John Tennant was Canadian Consul General in Detroit on September 11, 2001, when he acted quickly to address the unprecedented issues that arose on the Canada-US border at its major crossing points. Praise for his actions and service came in a Detroit Free Press editorial at the time of his departure from Detroit a year later.

Detroit Free Press – Wednesday, August 21, 2002

Border Diplomat

Give John Tennant much credit for resolving crisis

In the not-too-distance future, John Tennant expects to be crossing a U.S.-Canada border that will be secure, speedy and fully automated for most of the routine traffic that carries $1 billion of commerce a day between the two countries.  And Tennant will be able to take some satisfaction in the role he played to bring it about.

Being a diplomat, Tennant credits many others for their roles in resolving the border crisis that followed the Sept. 11 attacks, and drafting an agreement to modernize U.S.-Canada traffic controls within a few years.  But as Canada’s consul general in Detroit, Tennant was at the table, helping to frame the issues and shape the dialogue.

“The task was to get people talking and information flowing so they could understand the extent of the problems that needed to be addressed,” Tennant said, “and then to get all the elements working together to bring resources to the border, which is an increasingly complex place.”

The work was done under the dual pressures of national security and the global economy, when industrial production was threatened by parts shortages as border traffic stalled after Sept. 11.  Most of the issues were resolved in a 30-point “smart border” plan issued jointly by Canada and the United States.

Tennant, 60, describes that recent period as the most demanding and rewarding of his long career in foreign service for Canada, a career that will end early next month when he takes a job in economic development for the Kitchener-Waterloo-Cambridge area of Ontario.

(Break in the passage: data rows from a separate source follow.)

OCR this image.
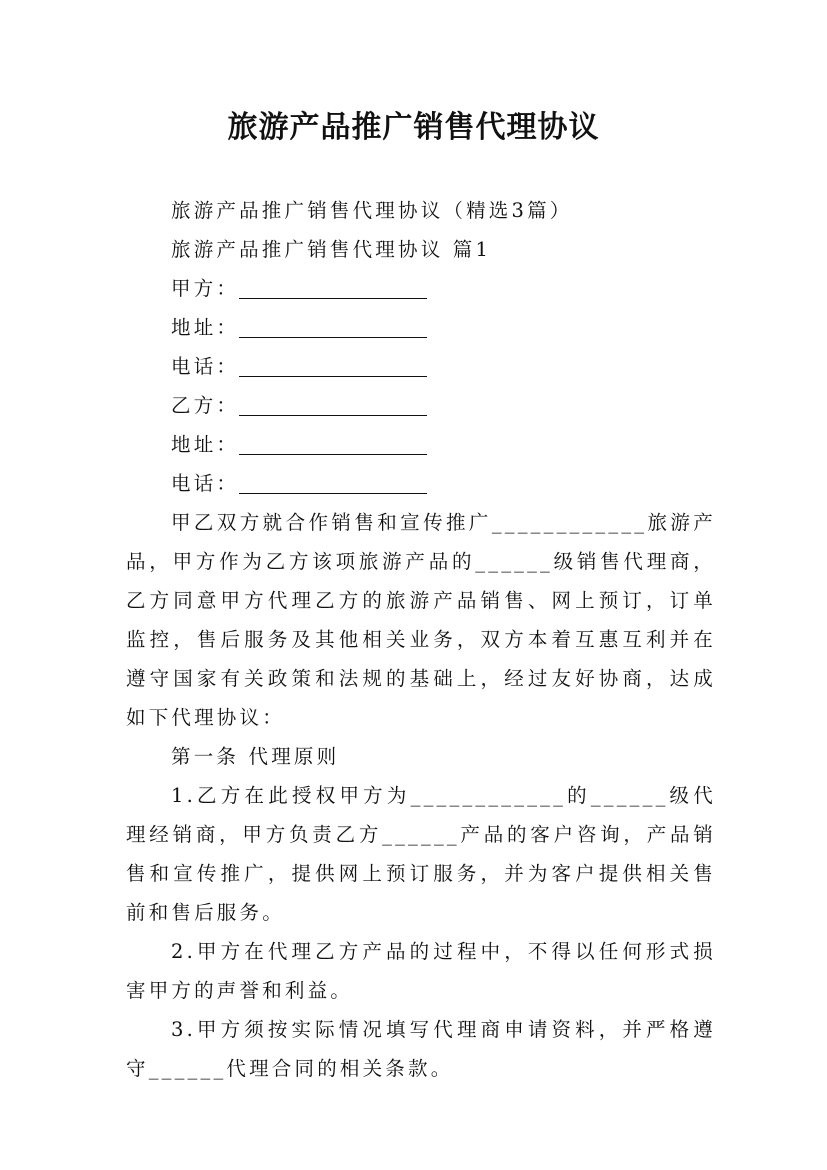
旅游产品推广销售代理协议
旅游产品推广销售代理协议（精选3篇）
旅游产品推广销售代理协议 篇1
甲方：
地址：
电话：
乙方：
地址：
电话：
甲乙双方就合作销售和宣传推广____________旅游产品，甲方作为乙方该项旅游产品的______级销售代理商，乙方同意甲方代理乙方的旅游产品销售、网上预订，订单监控，售后服务及其他相关业务，双方本着互惠互利并在遵守国家有关政策和法规的基础上，经过友好协商，达成如下代理协议：
第一条 代理原则
1.乙方在此授权甲方为____________的______级代理经销商，甲方负责乙方______产品的客户咨询，产品销售和宣传推广，提供网上预订服务，并为客户提供相关售前和售后服务。
2.甲方在代理乙方产品的过程中，不得以任何形式损害甲方的声誉和利益。
3.甲方须按实际情况填写代理商申请资料，并严格遵守______代理合同的相关条款。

Tennant said his assignment in Detroit, while hardly the most exotic of his many postings, gave him a great appreciation for the “overwhelming importance of Canada’s relationship with the United States.”

Tennant leaves with that relationship in good shape, and the knowledge that he contributed to keeping it so – diplomatically, of course.


Tributes As John Left Canada’s Technology Triangle Inc (2008)

“What an extraordinary legacy of leadership you leave.”

  • Professor David Johnston, President of the University of Waterloo (subsequently Governor General of Canada 2010-2017)

“You have left your mark on our community.  Thank you for your outstanding leadership.”

  • Elizabeth Witmer, former MPP, Kitchener-Waterloo and former Deputy Premier of Ontario

“Your vision and hard work have moved CTT to a higher plain.  Through your guidance, we have found a place on the international stage while retaining the values that define us as a community.”

  • Karen Redman, former M.P. and Government Whip (and subsequently Chair, Regional Municipality of Waterloo)


John Tennant is listed again in the Canadian Who’s Who 2024 Edition, published by Grey House Publishing Canada.